Le roi leva les yeux au ciel, exprimant parfaitement sa consternation.

- Lester tu n’es qu’un incorrigible émotif ! Tu dis cela uniquement par compassion pour lui !

- Et toi tu n’es qu’un incorrigible tricheur, Sa Majesté Victor roi de l'embrouille ! Mais là, ça ne marchera pas ! Tu aurais dû remonter le temps plus loin pour l’empêcher de venir lui aussi. Sur ce coup-là, c’est moi qui vais gagner !

- J’ai compris ! Toi, t’as parlé à une voyante !

- Mais pas du tout ! Je n’ai qu’une moyenne confiance en les extralucides. Ce sont des excentriques qui se croient la plupart du temps investis d’un pouvoir mystique.

- Pourtant tu adores Faustine !

- Oui mais c'est pas pareil. Elle, au moins, elle est objective.

- Tu plaisantes ? Quand elle s’y met, elle peut être d’aussi mauvaise foi que toi !

- Bon, c’est vrai ! Mais il n’empêche qu’elle est objective. De plus ses prédictions sont parfois confuses, je te l’accorde, mais toujours exactes !

- J'en étais sûr ! Tu es allé la voir !

- Elle n'a jamais dit qu'il allait gagner, seulement que c'était un garçon exceptionnel. Ce qui n’est pas un scoop. Et puis je ne suis même pas allé la voir pour ça !

Son espiègle conseiller s'obstinant à lui faire des mystères, le roi le gratifia de son sourire malicieux mais avec son caractère lunatique, il ne put masquer son ennui.

- J'imagine que tu ne m'en diras pas plus mais ce n'est pas grave. Quoi qu'elle ait pu te dire, je suis sûr de moi. C'est Antoine Le Verrier qui remportera cette épreuve au tournoi, comme à chaque fois.

- Les autres fois Arthur Mayall n’était pas là.

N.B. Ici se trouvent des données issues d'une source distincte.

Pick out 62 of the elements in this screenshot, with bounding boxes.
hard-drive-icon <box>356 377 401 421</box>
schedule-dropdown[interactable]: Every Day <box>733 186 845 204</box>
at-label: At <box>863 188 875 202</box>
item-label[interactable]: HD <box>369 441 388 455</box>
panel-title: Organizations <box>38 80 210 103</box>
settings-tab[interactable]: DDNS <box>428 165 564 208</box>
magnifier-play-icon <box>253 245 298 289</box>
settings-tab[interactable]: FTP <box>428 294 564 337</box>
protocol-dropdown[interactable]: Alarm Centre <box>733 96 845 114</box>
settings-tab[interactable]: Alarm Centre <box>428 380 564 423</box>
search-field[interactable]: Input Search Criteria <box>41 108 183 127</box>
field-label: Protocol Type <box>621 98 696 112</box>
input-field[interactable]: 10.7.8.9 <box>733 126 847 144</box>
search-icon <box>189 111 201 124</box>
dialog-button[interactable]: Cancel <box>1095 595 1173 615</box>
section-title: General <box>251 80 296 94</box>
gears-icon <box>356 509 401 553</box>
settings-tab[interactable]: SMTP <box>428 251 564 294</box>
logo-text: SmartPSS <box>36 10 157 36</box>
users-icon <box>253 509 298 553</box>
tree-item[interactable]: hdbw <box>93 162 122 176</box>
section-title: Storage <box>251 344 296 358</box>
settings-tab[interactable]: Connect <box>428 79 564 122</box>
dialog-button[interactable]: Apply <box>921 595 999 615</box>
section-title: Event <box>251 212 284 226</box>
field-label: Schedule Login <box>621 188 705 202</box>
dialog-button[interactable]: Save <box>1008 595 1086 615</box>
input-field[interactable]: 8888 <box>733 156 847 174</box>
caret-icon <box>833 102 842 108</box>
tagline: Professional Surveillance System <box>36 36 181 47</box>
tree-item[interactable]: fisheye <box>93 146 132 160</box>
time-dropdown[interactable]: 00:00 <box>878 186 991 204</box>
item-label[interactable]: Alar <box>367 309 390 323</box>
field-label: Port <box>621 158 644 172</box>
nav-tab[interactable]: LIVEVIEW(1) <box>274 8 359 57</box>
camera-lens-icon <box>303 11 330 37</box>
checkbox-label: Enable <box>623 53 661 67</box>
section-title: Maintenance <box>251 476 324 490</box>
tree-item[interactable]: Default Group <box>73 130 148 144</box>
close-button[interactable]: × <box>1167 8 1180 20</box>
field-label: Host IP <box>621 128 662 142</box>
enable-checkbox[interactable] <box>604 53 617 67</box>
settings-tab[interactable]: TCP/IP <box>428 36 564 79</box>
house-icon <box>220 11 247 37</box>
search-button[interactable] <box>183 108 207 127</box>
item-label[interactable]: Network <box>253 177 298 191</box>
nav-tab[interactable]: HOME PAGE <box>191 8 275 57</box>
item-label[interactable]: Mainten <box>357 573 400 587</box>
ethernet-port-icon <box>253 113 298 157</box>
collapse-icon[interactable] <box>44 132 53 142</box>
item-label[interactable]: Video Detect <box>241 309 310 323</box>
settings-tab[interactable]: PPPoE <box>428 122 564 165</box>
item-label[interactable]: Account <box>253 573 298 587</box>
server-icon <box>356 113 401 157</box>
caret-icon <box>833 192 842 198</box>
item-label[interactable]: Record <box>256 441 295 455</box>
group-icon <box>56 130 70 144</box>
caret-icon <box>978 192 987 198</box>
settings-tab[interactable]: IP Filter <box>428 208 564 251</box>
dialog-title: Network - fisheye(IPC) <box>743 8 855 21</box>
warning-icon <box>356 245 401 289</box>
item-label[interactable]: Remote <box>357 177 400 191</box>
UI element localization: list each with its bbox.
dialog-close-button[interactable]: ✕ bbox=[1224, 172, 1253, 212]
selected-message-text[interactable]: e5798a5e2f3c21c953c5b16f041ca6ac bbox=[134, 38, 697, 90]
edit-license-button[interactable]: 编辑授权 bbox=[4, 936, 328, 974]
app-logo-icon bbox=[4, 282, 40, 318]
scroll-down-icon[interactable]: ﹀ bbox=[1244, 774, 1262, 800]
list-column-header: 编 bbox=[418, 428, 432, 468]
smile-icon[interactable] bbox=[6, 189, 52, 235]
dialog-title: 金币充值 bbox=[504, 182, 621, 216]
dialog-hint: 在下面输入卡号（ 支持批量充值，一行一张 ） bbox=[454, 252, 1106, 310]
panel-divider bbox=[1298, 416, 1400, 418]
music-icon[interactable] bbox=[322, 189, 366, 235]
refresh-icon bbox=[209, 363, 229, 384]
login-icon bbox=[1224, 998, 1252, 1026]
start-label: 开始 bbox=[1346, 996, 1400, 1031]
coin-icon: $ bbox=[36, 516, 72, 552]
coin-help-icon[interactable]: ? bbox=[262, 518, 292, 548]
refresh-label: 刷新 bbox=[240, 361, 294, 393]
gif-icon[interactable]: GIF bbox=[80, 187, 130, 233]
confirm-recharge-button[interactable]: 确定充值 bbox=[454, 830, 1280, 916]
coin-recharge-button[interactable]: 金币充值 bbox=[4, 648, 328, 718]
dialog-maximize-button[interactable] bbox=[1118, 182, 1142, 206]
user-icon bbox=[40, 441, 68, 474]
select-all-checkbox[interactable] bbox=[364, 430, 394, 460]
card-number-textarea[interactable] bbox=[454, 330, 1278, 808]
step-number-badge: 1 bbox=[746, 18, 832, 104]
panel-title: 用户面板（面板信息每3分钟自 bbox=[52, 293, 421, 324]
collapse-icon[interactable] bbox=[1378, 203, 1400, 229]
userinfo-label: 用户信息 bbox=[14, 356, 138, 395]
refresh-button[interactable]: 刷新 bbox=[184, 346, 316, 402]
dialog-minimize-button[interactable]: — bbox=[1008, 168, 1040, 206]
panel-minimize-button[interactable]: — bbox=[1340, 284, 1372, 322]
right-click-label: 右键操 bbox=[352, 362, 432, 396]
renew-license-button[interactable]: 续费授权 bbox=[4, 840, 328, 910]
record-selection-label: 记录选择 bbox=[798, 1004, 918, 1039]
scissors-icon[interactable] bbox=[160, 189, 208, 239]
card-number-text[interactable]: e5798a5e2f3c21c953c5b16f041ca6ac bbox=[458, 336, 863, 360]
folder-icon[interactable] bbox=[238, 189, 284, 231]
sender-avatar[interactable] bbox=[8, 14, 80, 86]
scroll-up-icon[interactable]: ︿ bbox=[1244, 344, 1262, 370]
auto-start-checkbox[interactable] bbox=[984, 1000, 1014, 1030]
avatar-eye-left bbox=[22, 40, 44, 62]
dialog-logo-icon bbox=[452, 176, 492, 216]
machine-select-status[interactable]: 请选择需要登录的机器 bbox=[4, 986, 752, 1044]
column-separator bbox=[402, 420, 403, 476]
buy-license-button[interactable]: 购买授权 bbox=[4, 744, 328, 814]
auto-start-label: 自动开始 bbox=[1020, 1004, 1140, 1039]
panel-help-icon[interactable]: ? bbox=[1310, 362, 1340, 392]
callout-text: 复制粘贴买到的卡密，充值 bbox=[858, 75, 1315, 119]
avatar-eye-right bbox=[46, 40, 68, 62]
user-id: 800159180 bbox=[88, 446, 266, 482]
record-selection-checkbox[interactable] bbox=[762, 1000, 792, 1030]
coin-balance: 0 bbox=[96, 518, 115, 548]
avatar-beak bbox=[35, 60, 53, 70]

- D’accord, tu as peut-être raison mais je tiens le pari. Et maintenant si tu veux bien, j'aimerais tranquillement siroter mon bourbon en regardant la fin des épreuves maintenant que le pire a été évité. Ensuite nous rentrerons au manoir, je dois encore m'assurer que toutes les instructions que j'ai données pour la cérémonie de demain ont bien été suivies et j'ai certains préparatifs en cours que je ne peux déléguer.

- Victor, tu m'as l'air bien morose tout à coup ! On peut rentrer maintenant si tu le souhaites...

 

 

La petite bande d'Arthur s'exalta à grand renfort de cris de joie pour encourager sur son passage la fanfare des enfants de l'orphelinat qui arpentait gaiement les allées, suivie d’une troupe de danseurs. L’odeur de viande grillée avait envahi l’Esplanade et après avoir avalé chacun une demi-douzaine de côtelettes d’agneau et autant de beignets de patates, ils se rendirent au pied de l’estrade qui longeait la scène. Un peu plus d’une centaine de concurrents avait été sélectionnée et s’apprêtait à défiler, à commencer par les juniors. Les gagnants de l’année précédente se succédaient pour annoncer leurs noms, leurs catégories et leurs scores. Lorsqu’il passa devant le public, Eliott fit de grands signes à sa sœur qui avait rejoint le premier rang pour l'applaudir. Elle était si fière de lui. Le grand gaillard élancé qu'était Tonio fut acclamé avec ferveur. Il n'était pas d'une beauté parfaite avec son nez en bec d’aigle et ses traits anguleux mais son charisme faisait tout son charme et les filles de l'assemblée lui témoignaient leur admiration en poussant des cris aigus. Il faisait partie des favoris du tournoi et cette soudaine popularité enflammait son enthousiasme. Arthur et Alfred, eux, furent impressionnés par l’aura géante semblable à une aurore boréale qui émanait de la foule et se délectèrent de ce spectacle magnifique qui donnait à cet instant une atmosphère tellement plus solennelle. Le soleil rayonnait encore de tous ses feux lorsque l'Esplanade commença à se vider et les rues de Londonia reprirent vie progressivement dans les chants, les rires et l'allégresse.